Schloss Oppin wurde Flüchtlingsunterkunft und Kreisjugendschule

Um die Jahrhundertwende zum 20. Jahrhundert hin wurde das Rittergut durch den Ankauf vieler kleinerer Bauerngüter wesentlich vergrößert. Übrigens sollen sich viele Oppiner an den Märzkämpfen 1919 beteiligt haben. Im damaligen Rittergut seien 400 Gewehre beschlagnahmt worden, die in den Kämpfen verwendet wurden, heißt es in alten Aufzeichnungen.
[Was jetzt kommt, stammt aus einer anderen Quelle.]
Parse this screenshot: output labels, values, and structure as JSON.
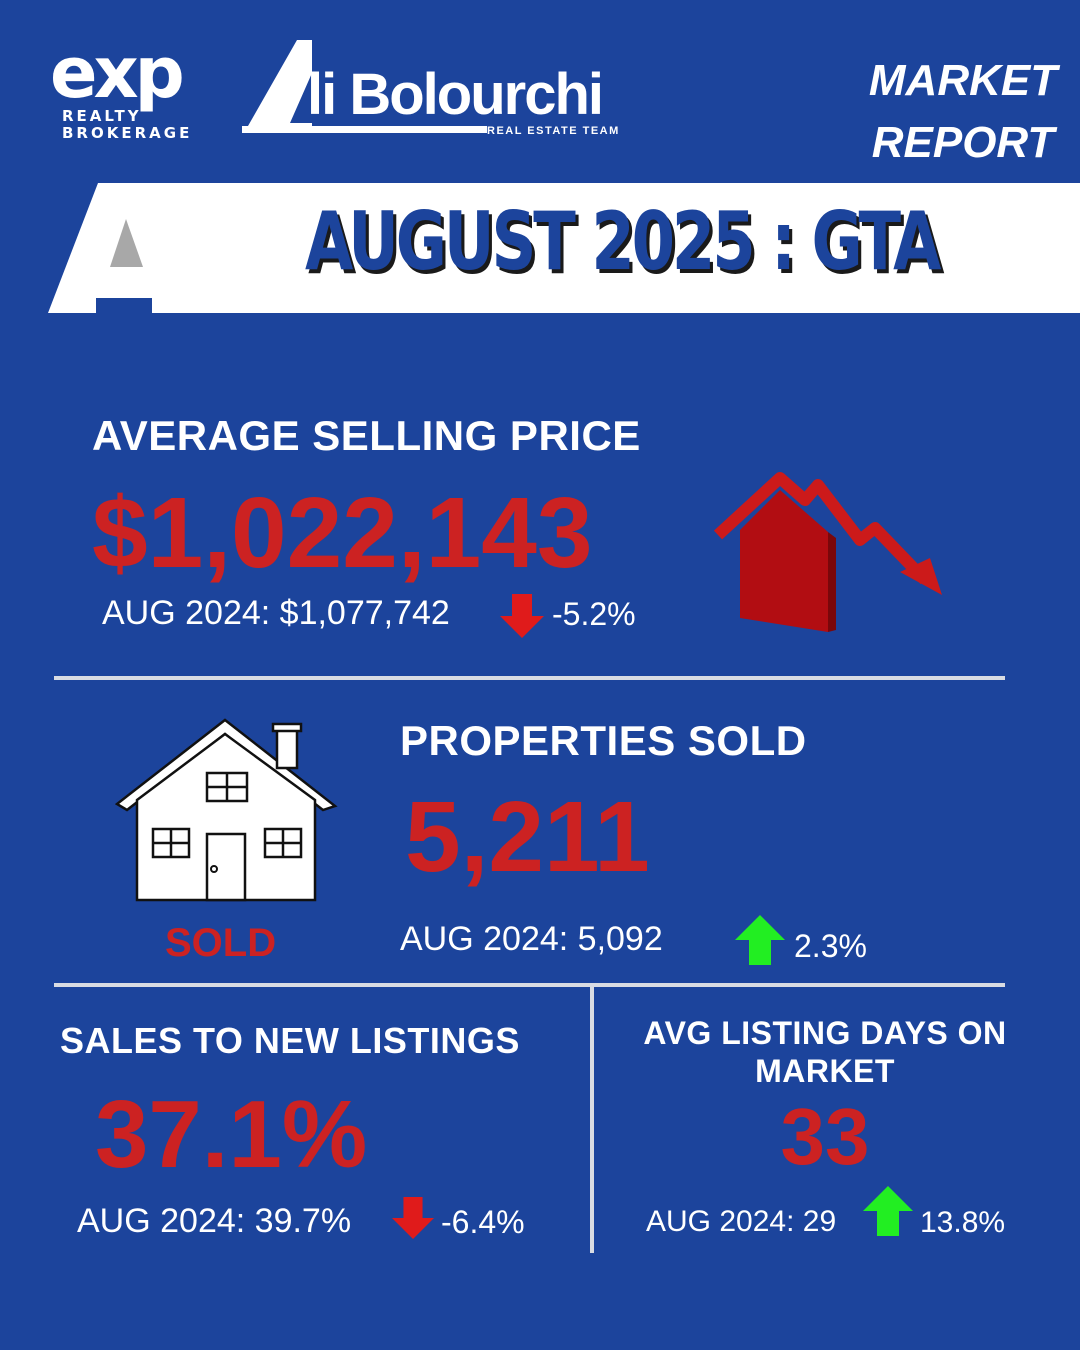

Nach dem Zweiten Weltkrieg sei das Gut enteignet worden, sagt Wilma Ehrhardt. Es wurde Flüchtlingsunterkunft und Kreisjugendschule. Im Untergeschoss wurden Unterrichtsräume der Schule eingerichtet. Heinz Graupner hat als Kind selbst dort gelernt. Ab 1964 wurde das Schloss als Krankenhaus genutzt und als Wohnheim für geistig- und mehrfach behinderte Menschen. (mz)

Seit 2002 steht das alte Rittergut leer. Zuletzt war es Behinderten-Wohnheim.
Seit 2002 steht das alte Rittergut leer. Zuletzt war es Behinderten-Wohnheim.